TANJUNG SELOR – Unit Gakkum Satuan Polisi Perairan dan Udara (Satpolairud) Polresta Bulungan bergerak cepat mendatangi lokasi kejadian dan melakukan pencarian atas laporan hilangnya seorang anak perempuan berkebutuhan khusus (autis) berusia 5 tahun di kawasan Dermaga Teluk Selimau PKMT, RT 15/RW 06 Kelurahan Tanjung Selor Timur, Rabu (2/9/2026) pagi.
Korban yang dilaporkan hilang bernama Nur Saenap, putri dari pasangan Zubaer (51) dan Hadijah. Peristiwa dugaan tenggelam tersebut diperkirakan terjadi setelah korban keluar rumah tanpa sepengetahuan orang tua pada Rabu dini hari.
Kapolresta Bulungan Kombes Pol Rofikoh Yunianto, S.I.K., M.H., melalui Kasi Humas Polresta Bulungan Aipda Hadi menyampaikan bahwa personel Kepolisian bersama instansi terkait dan masyarakat setempat saat ini tengah intensif melakukan penyisiran di perairan sekitar dermaga.
“Menerima laporan adanya anak berkebutuhan khusus yang hilang di sekitar Dermaga Teluk Selimau, personel Satpolairud Polresta Bulungan langsung meluncur ke TKP. Berdasarkan rekaman CCTV serta penemuan barang milik korban di pinggir dermaga, pencarian difokuskan di area perairan Sungai Kayan. Kami bersama tim gabungan terus berupaya maksimal melakukan penyisiran,” ujar Kasi Humas Polresta Bulungan Aipda Hadi.

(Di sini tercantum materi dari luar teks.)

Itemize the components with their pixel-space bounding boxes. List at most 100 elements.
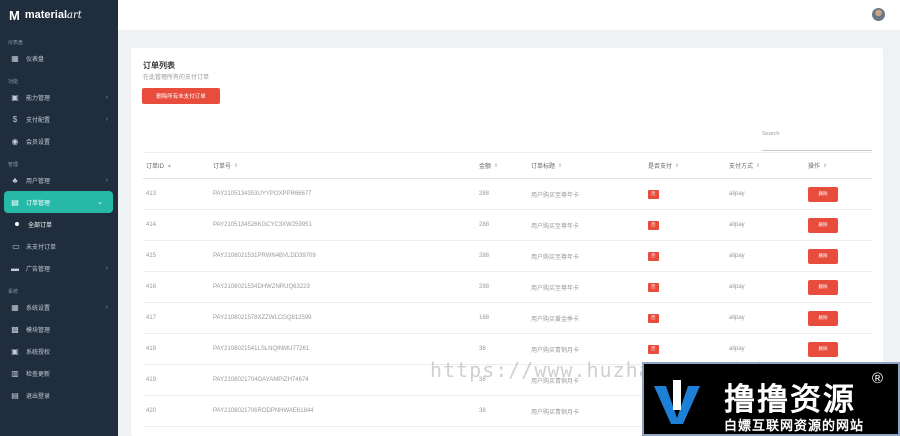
dot-icon bbox=[15, 222, 19, 226]
chevron-right-icon: › bbox=[105, 303, 108, 311]
cell-paid: 否 bbox=[648, 303, 659, 333]
cell-title: 用户购买至尊年卡 bbox=[531, 192, 580, 199]
section-manage: 管理 bbox=[8, 162, 19, 168]
logout-icon: ▤ bbox=[11, 390, 19, 400]
cell-action: 删除 bbox=[808, 334, 838, 364]
brand-logo[interactable]: M material art bbox=[0, 0, 118, 30]
cell-title: 用户购买至尊年卡 bbox=[531, 254, 580, 261]
cell-title: 用户购买青铜月卡 bbox=[531, 378, 580, 385]
table-row: 414 PAY2105134526KGCYC3XW259951 288 用户购买至尊年… bbox=[143, 210, 872, 241]
chevron-right-icon: › bbox=[105, 93, 108, 101]
section-dashboard: 仪表盘 bbox=[8, 40, 24, 46]
users-icon: ♣ bbox=[12, 175, 18, 185]
delete-order-button[interactable]: 删除 bbox=[808, 248, 838, 264]
monitor-icon: ▭ bbox=[12, 241, 20, 251]
cell-method: alipay bbox=[729, 346, 745, 352]
watermark-tagline: 白嫖互联网资源的网站 bbox=[724, 418, 865, 433]
column-header-paid[interactable]: 是否支付 ⇕ bbox=[648, 153, 679, 178]
avatar[interactable] bbox=[872, 8, 885, 21]
cell-order-no: PAY2108021704OAYAMPIZH74674 bbox=[213, 377, 309, 383]
cell-id: 416 bbox=[146, 284, 157, 290]
table-row: 415 PAY2108021531PRWN4BVLDD39709 288 用户购买至尊… bbox=[143, 241, 872, 272]
sort-icon: ⇕ bbox=[234, 162, 239, 169]
cell-title: 用户购买黄金季卡 bbox=[531, 316, 580, 323]
watermark-name: 撸撸资源 bbox=[724, 382, 856, 417]
cell-title: 用户购买青铜月卡 bbox=[531, 347, 580, 354]
cell-order-no: PAY2105134353UYYPOXPPR66677 bbox=[213, 191, 312, 197]
cell-action: 删除 bbox=[808, 241, 838, 271]
delete-order-button[interactable]: 删除 bbox=[808, 310, 838, 326]
cell-order-no: PAY2108021531PRWN4BVLDD39709 bbox=[213, 253, 316, 259]
cell-amount: 168 bbox=[479, 315, 490, 321]
cell-paid: 否 bbox=[648, 272, 659, 302]
page-title: 订单列表 bbox=[143, 61, 175, 70]
sort-asc-icon: ▲ bbox=[167, 162, 172, 169]
search-input[interactable]: Search bbox=[762, 128, 872, 151]
unpaid-badge: 否 bbox=[648, 189, 659, 199]
cell-order-no: PAY2108021534DHWZNRUQ63223 bbox=[213, 284, 310, 290]
member-icon: ◉ bbox=[11, 136, 19, 146]
sort-icon: ⇕ bbox=[558, 162, 563, 169]
column-header-amount[interactable]: 金额 ⇕ bbox=[479, 153, 498, 178]
table-row: 417 PAY2108021578XZZWLCGQ812599 168 用户购买黄金季… bbox=[143, 303, 872, 334]
sidebar-item-ads[interactable]: ▬ 广告管理 › bbox=[0, 257, 118, 279]
sort-icon: ⇕ bbox=[756, 162, 761, 169]
cell-action: 删除 bbox=[808, 303, 838, 333]
cell-order-no: PAY2108021706RODPNHWAE61844 bbox=[213, 408, 314, 414]
cell-action: 删除 bbox=[808, 210, 838, 240]
column-header-action[interactable]: 操作 ⇕ bbox=[808, 153, 827, 178]
page-subtitle: 在此管理所有的支付订单 bbox=[143, 75, 210, 81]
sidebar-item-ability[interactable]: ▣ 能力管理 › bbox=[0, 86, 118, 108]
cell-paid: 否 bbox=[648, 179, 659, 209]
sidebar-item-unpaid-orders[interactable]: ▭ 未支付订单 bbox=[0, 235, 118, 257]
cell-order-no: PAY2105134526KGCYC3XW259951 bbox=[213, 222, 312, 228]
sidebar-item-orders[interactable]: ▤ 订单管理 ⌄ bbox=[4, 191, 113, 213]
chevron-right-icon: › bbox=[105, 115, 108, 123]
unpaid-badge: 否 bbox=[648, 344, 659, 354]
sidebar-item-update[interactable]: ▥ 检查更新 bbox=[0, 362, 118, 384]
sidebar-item-dashboard[interactable]: ▦ 仪表盘 bbox=[0, 47, 118, 69]
cell-id: 419 bbox=[146, 377, 157, 383]
cell-action: 删除 bbox=[808, 272, 838, 302]
sidebar-item-payment-config[interactable]: $ 支付配置 › bbox=[0, 108, 118, 130]
sidebar-item-logout[interactable]: ▤ 退出登录 bbox=[0, 384, 118, 406]
column-header-title[interactable]: 订单标题 ⇕ bbox=[531, 153, 562, 178]
column-header-order-no[interactable]: 订单号 ⇕ bbox=[213, 153, 238, 178]
sort-icon: ⇕ bbox=[494, 162, 499, 169]
table-row: 413 PAY2105134353UYYPOXPPR66677 288 用户购买至尊年… bbox=[143, 179, 872, 210]
cell-paid: 否 bbox=[648, 210, 659, 240]
sidebar-item-modules[interactable]: ▩ 模块管理 bbox=[0, 318, 118, 340]
cell-id: 415 bbox=[146, 253, 157, 259]
module-icon: ▩ bbox=[11, 324, 19, 334]
delete-order-button[interactable]: 删除 bbox=[808, 279, 838, 295]
column-header-id[interactable]: 订单ID ▲ bbox=[146, 153, 172, 178]
cell-amount: 38 bbox=[479, 377, 486, 383]
section-system: 系统 bbox=[8, 289, 19, 295]
delete-order-button[interactable]: 删除 bbox=[808, 217, 838, 233]
watermark-banner: 撸撸资源 ® 白嫖互联网资源的网站 bbox=[642, 362, 900, 436]
unpaid-badge: 否 bbox=[648, 251, 659, 261]
sidebar-item-all-orders[interactable]: 全部订单 bbox=[0, 213, 118, 235]
cell-amount: 288 bbox=[479, 191, 490, 197]
table-row: 416 PAY2108021534DHWZNRUQ63223 288 用户购买至尊年卡… bbox=[143, 272, 872, 303]
delete-unpaid-orders-button[interactable]: 删除所有未支付订单 bbox=[142, 88, 220, 104]
sidebar-item-users[interactable]: ♣ 用户管理 › bbox=[0, 169, 118, 191]
sidebar-item-license[interactable]: ▣ 系统授权 bbox=[0, 340, 118, 362]
cell-title: 用户购买青铜月卡 bbox=[531, 409, 580, 416]
table-row: 418 PAY2108021541LSLNQINMU77261 38 用户购买青铜月卡… bbox=[143, 334, 872, 365]
sidebar-item-member[interactable]: ◉ 会员设置 bbox=[0, 130, 118, 152]
cell-order-no: PAY2108021541LSLNQINMU77261 bbox=[213, 346, 310, 352]
cell-method: alipay bbox=[729, 222, 745, 228]
delete-order-button[interactable]: 删除 bbox=[808, 186, 838, 202]
ad-icon: ▬ bbox=[11, 263, 19, 273]
column-header-method[interactable]: 支付方式 ⇕ bbox=[729, 153, 760, 178]
sidebar-item-settings[interactable]: ▦ 系统设置 › bbox=[0, 296, 118, 318]
unpaid-badge: 否 bbox=[648, 313, 659, 323]
auth-icon: ▣ bbox=[11, 346, 19, 356]
cell-id: 420 bbox=[146, 408, 157, 414]
cell-id: 417 bbox=[146, 315, 157, 321]
watermark-logo-icon bbox=[654, 380, 700, 424]
delete-order-button[interactable]: 删除 bbox=[808, 341, 838, 357]
cell-amount: 288 bbox=[479, 222, 490, 228]
logo-m-icon: M bbox=[9, 7, 20, 23]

Berdasarkan keterangan yang dihimpun petugas di lapangan, peristiwa bermula ketika ayah korban, Zubaer, terbangun sekira pukul 05.00 WITA dan menyadari putri ketiganya tidak ada di dalam rumah. Usaha pencarian mandiri sempat dilakukan sebelum keluarga meminta bantuan personel Satreskrim Polresta Bulungan untuk memeriksa rekaman CCTV di sekitar lokasi.
Rekaman CCTV: Pada pukul 03.43 WITA dini hari, korban terlihat keluar rumah dengan cara memanjat jendela depan, kemudian berjalan menuju simpang empat ke arah Dermaga PKMT Teluk Selimau.
Penemuan Barang Korban: Sekira pukul 08.00 WITA, seorang saksi warga setempat, Riyanto (52), melaporkan bahwa dirinya menemukan satu unit telepon genggam (handphone) milik korban tergeletak di tepi dermaga pada pukul 05.30 WITA saat hendak berangkat berlayar menuju SP 7.
Mendapatkan petunjuk kuat bahwa korban diduga terjatuh dan tenggelam di area dermaga, Satpolairud Polresta Bulungan langsung melakukan langkah-langkah darurat:
Pengumpulan Informasi: Meminta keterangan saksi-saksi dan orang tua korban di TKP.
Pencarian Awal: Melakukan pencarian menyisir area dasar perairan di sekitar dermaga PKMT bersama warga setempat menggunakan alat pengait tradisional.
Sinergi Tim Gabungan: Satpolairud Polresta Bulungan berkoordinasi dan menerjunkan operasi SAR terpadu bersama tim BASARNAS, personel TNI AL, serta warga sekitar untuk melakukan penyisiran sungai secara meluas.
Seluruh proses penanganan awal dan pencarian di lokasi kejadian berlangsung dalam situasi aman, tertib, dan terkendali.